With social and political pressure mounting, laws like the Fair Credit Reporting Act (FCRA) were passed in Canada. These laws controlled how consumer data is collected, distributed, used by potential creditors, employers, landlords, and more.

Evolution Under Law

Instead of the FCRA in Canada, or a very similar law with the same name in the United States, killing the credit industry as some feared, it transformed it in many ways. Some jumped out of the credit reporting business, but new entities were created that followed the new laws closely.

Two of these new credit reporting bureaus were Equifax and TransUnion, which are still widely used in Canada today for things like qualify for a car loan. These agencies weren’t tracking information outlined as illegal by law, but they were still struggling how to easily portray to creditors if consumers applying for a loan were a good risk.

For one thing, it was difficult if not impossible for creditors to interpret and compare the credit reports generated by these bureaus. This led to the creation of the Fair, Isaac and Company, or what we know today as FICO.

This new tech firm had a fancy credit-scoring algorithm which would combine information from the credit bureaus. Creditors would receive a simple-to-read report as well as a score to help them decide if someone was a good risk or not.

What you might not realize is FICO had been around since 1956, thanks to engineer and mathematician Bill Fair, who had a dream of creating an automated credit rating system. His credit score algorithms were at first a huge failure because the credit industry didn’t see the value in them. Still, Fair and his company worked to refine the approach, eventually turning to computers to help crunch the numbers accurately and with greater speed. The emerging credit bureaus were storing consumer information on index cards, which understandably was cumbersome to manage and could only be accessed in a central location. That meant the entire application process for something like a car loan had to be performed by hand, including deciding who would be approved or denied.

Thanks to the advent of new government regulation, creditors needed a system which would be perceived as fair and unbiased, which was the promise of FICO. It was a big leap forward for the credit industry, because unlike before, decision to extend credit and the terms for different loans were made mathematically using the same factors for all applicants from coast to coast.
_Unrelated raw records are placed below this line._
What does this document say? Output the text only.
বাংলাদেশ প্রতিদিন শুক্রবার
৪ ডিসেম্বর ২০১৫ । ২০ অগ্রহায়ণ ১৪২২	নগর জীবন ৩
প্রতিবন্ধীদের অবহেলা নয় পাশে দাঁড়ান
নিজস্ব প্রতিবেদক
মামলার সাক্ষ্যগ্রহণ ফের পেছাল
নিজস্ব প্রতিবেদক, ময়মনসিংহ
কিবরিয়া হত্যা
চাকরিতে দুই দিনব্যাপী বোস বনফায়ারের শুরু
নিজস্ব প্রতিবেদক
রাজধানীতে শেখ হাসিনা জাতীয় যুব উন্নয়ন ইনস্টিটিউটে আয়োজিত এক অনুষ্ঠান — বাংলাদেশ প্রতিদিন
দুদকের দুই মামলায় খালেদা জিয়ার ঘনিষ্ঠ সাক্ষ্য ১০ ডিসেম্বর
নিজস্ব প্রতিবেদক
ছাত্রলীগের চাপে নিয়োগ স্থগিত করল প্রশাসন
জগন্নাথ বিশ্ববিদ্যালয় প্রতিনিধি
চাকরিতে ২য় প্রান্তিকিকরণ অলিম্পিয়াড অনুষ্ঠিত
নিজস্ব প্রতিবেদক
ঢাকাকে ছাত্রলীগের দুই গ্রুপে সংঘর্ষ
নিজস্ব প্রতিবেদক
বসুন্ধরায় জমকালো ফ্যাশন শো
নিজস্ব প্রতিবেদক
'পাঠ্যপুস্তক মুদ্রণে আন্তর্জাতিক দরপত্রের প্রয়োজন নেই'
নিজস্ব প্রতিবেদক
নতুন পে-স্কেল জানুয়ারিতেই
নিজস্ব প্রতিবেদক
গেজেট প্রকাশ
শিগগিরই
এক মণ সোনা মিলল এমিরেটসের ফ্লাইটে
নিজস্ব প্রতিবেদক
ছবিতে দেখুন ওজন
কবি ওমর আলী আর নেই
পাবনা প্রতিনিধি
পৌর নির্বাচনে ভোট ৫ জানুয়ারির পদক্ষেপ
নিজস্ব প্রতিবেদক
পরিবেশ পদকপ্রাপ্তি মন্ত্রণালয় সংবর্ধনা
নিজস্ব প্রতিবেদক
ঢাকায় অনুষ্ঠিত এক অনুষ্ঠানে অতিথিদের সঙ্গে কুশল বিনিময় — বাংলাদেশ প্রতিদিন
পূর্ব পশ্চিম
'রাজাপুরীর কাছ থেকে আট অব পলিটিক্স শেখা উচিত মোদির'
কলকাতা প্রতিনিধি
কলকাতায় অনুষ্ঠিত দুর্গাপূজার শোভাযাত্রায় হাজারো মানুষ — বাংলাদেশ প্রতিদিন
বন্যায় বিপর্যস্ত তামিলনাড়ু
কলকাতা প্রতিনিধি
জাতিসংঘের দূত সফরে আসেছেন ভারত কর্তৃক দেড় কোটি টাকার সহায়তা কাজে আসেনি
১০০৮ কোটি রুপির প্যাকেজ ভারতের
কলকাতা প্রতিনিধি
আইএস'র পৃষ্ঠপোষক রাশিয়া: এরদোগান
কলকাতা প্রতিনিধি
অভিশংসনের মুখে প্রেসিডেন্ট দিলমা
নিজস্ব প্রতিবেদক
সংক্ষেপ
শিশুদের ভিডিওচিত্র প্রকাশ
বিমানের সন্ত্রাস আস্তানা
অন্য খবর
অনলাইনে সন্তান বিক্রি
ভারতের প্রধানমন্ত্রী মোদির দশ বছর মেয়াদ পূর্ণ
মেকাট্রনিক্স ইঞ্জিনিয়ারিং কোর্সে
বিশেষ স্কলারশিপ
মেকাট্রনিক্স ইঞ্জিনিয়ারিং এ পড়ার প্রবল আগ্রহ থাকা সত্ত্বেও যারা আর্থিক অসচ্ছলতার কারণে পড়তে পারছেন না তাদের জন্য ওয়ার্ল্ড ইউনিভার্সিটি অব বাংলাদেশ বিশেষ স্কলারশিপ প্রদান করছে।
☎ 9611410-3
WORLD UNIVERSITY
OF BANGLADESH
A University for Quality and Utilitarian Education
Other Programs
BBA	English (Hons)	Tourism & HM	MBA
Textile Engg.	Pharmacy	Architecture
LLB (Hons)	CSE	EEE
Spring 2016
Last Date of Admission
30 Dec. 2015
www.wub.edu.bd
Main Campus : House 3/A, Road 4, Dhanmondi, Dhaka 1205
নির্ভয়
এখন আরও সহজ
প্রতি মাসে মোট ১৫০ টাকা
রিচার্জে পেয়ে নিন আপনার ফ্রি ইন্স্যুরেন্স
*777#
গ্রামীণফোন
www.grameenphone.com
The FICO score caught on quickly as creditors realized the value of this unbiased and thorough method for evaluating consumers.

Credit Scores Today

Overall, the FICO score has seen relatively little change from that original algorithm. Various factors play a role into the calculation of a three-digit score ranging from 300 and 900, such as payment history on a car loan, current balances on items like credit cards, and credit utilization.
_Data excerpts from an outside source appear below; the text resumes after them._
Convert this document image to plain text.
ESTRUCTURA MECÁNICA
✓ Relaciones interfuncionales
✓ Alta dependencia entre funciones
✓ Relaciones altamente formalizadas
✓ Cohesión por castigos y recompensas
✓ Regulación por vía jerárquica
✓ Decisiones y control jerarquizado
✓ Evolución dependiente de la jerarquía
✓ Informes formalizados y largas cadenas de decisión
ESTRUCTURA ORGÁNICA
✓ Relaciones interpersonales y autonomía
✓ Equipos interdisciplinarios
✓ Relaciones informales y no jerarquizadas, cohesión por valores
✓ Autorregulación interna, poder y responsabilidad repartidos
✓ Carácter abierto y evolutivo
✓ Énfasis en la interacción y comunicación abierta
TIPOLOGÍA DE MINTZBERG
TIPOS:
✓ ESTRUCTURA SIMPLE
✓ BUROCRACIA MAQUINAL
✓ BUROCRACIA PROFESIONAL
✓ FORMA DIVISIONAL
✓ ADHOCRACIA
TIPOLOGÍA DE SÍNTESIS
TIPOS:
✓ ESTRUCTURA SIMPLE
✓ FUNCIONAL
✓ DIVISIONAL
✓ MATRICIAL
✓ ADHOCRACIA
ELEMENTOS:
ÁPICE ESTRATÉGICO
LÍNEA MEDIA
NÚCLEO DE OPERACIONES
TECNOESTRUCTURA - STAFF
Despite many thinking there is only one credit score for each individual, there are multiple scores. They are used for different purposes, like applying for a car loan, assessing risk for insurance, or applying to rent an apartment.

While the credit score of today is based on mathematics and cold, hard numbers, it seeks to achieve what the original credit system from way back also attempted to discern who is able and willing to pay their financial obligations.